Mais les marchands d’art nient l’existence de ces ma­nœuvres dans les grandes maisons de vente aux enchères de Manhattan. Selon eux, les "knock out" sont impossibles aujourd’hui, sur un marché international très sophistiqué où tout se sait et où la concurrence est rude. Cependant, les coalitions entre marchands restent peu claires. Toutes ont pour but apparent d’affaiblir la concurrence. Sur quelles base le Tribunal jugera-t-il qu’une entreprise à risques partagés est une technique commerciale acceptable, et non une manœuvre illégale pour obtenir une œuvre à bas prix ? Pour ce marchand installé de longue date à New York, "il n’y a rien de répréhensible à ce que cinq ou six marchands s’unissent pour acheter une pièce en commun. Pourquoi n’essayeraient-ils pas d’obtenir le meilleur prix ?" Il ajoute cependant : "Cela ne veut pas dire que deux marchands qui se sont alliés pour acheter une œuvre ne la revendront pas ensuite dans une vente knock-out. Cela arrive". Beaucoup de marchands regrettent que l’attention se porte sur eux plutôt que sur les maisons de vente qui, selon eux, ont une conduite bien plus suspecte. Mais malgré certaines informations parues dans la presse, les enquêteurs sont également sur la trace des maisons de vente. Le ministère de la Justice a demandé à Christie’s et Sotheby’s de produire toutes leurs archives des cinq dernières années ayant trait à la commission de l’acheteur, à celle du vendeur et aux autres conditions de vente, ainsi que toute communication à ce sujet avec d’autres maisons. Il s’agit de déterminer si ces sociétés se sont entendues pour faire passer la commission de l’acheteur de 10 à 15 % jusqu’à 50 000 dollars, et à 10 % au-delà, et fixer pour la commission du vendeur des barèmes dégressifs non négociables quasiment identiques.

Concordance des taux
Ces changements, intervenus en parallèle à quelques semaines d’intervalle, laisseraient penser que les deux maisons de vente se sont concertées. Est-ce une coïncidence si, un mois après l’annonce par Sotheby’s d’une modification de la commission de l’acheteur en novembre 1992, applicable en janvier 1993, Christie’s a fait de même, avec application en mars 1993 ? Le directeur Christopher Davidge expliquait à l’époque : "Je ne veux pas créer une situation où nous ne serions plus compétitifs ". Aucune des deux sociétés n’a fait de commentaires sur l’enquête menée par le ministère de la Justice, et chacune affirmera sans doute que ses ajustements de taux ont été adoptés indépendamment de sa concurrente. Un porte-parole de chez Christie’s déclare d’ailleurs : "Nous établissons notre politique de taux en fonction des conditions du marché, de façon à satisfaire au mieux les clients de Christie’s et  ses actionnaires. La détermination de ces taux est confidentielle."

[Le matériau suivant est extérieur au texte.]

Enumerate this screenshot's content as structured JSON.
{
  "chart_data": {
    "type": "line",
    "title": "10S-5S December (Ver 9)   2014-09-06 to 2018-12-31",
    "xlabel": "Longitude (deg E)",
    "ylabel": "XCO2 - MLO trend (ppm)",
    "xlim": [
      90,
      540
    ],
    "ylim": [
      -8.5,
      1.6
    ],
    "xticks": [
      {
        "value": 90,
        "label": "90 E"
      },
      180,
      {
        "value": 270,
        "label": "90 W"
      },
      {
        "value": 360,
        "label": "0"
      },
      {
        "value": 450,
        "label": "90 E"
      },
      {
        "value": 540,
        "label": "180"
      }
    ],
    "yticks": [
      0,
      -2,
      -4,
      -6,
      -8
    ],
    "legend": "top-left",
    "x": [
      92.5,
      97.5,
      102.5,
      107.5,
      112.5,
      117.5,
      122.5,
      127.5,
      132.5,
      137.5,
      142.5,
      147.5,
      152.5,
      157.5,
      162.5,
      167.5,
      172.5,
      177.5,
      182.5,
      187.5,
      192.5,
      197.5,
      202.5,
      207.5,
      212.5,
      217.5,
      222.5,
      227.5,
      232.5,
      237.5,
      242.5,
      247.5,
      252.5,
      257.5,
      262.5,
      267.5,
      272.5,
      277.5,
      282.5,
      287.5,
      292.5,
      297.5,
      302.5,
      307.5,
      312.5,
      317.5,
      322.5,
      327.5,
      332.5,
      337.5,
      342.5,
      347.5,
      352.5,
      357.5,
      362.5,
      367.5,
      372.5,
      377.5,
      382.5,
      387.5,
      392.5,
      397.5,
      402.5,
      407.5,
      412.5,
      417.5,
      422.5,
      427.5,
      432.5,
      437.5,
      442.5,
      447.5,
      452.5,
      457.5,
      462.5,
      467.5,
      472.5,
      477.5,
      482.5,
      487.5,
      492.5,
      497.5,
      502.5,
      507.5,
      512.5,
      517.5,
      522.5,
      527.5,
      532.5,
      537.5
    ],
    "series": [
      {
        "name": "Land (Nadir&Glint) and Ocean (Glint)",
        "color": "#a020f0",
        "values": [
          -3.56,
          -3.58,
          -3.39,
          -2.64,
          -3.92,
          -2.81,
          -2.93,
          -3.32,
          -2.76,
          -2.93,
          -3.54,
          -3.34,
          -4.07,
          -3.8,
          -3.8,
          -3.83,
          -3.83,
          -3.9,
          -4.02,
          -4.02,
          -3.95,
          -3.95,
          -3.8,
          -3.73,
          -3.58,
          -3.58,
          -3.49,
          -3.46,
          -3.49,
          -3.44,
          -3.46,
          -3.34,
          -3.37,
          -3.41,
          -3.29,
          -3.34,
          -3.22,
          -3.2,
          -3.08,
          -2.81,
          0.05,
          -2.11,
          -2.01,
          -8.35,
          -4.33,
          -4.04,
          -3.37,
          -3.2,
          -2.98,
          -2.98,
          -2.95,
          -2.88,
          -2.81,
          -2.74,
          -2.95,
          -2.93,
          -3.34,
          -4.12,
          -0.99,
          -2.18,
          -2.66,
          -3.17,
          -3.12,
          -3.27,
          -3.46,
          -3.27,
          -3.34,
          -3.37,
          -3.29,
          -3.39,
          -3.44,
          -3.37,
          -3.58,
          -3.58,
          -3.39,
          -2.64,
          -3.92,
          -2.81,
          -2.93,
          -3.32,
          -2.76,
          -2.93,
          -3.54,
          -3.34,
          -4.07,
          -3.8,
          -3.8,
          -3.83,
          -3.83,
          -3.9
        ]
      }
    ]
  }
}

Les maisons de vente avaient déjà été déstabilisées au début de l’année par l’émission de Peter Watson à la télévison britannique et la publication de son livre, où elles étaient accusées de contrebande et autres activités illégales. La British Antique Dealers’ Association et l’Association of Art and Antique Dealers demandent une réforme des maisons de vente aux enchères.

En février, Sotheby’s a formé un comité interne chargé d’examiner ces questions et fait appel à des conseillers extérieurs indépendants, au Royaume-Uni et aux États-Unis. Au cours du premier trimestre de 1997, la société annonce qu’elle a dépensé 2,5 millions de dollars en honoraires juridiques et autres frais professionnels en rapport avec ce comité. Les marchands devront eux aussi débourser des sommes considérables pour engager des conseillers juridiques et réunir les documents demandés par le ministère de la Justice. M. Steuer indique que les enquêteurs fédéraux pourraient faire bénéficier les sociétés d’une amnistie et traiter avec clémence les premières personnes qui leur fourniront des éléments de preuve sur les ententes, les autres informateurs pouvant bénéficier de l’indulgence du gouvernement en échange de tout nouveau témoignage. "C’est une incitation très forte à la coopération", déclare-t-il.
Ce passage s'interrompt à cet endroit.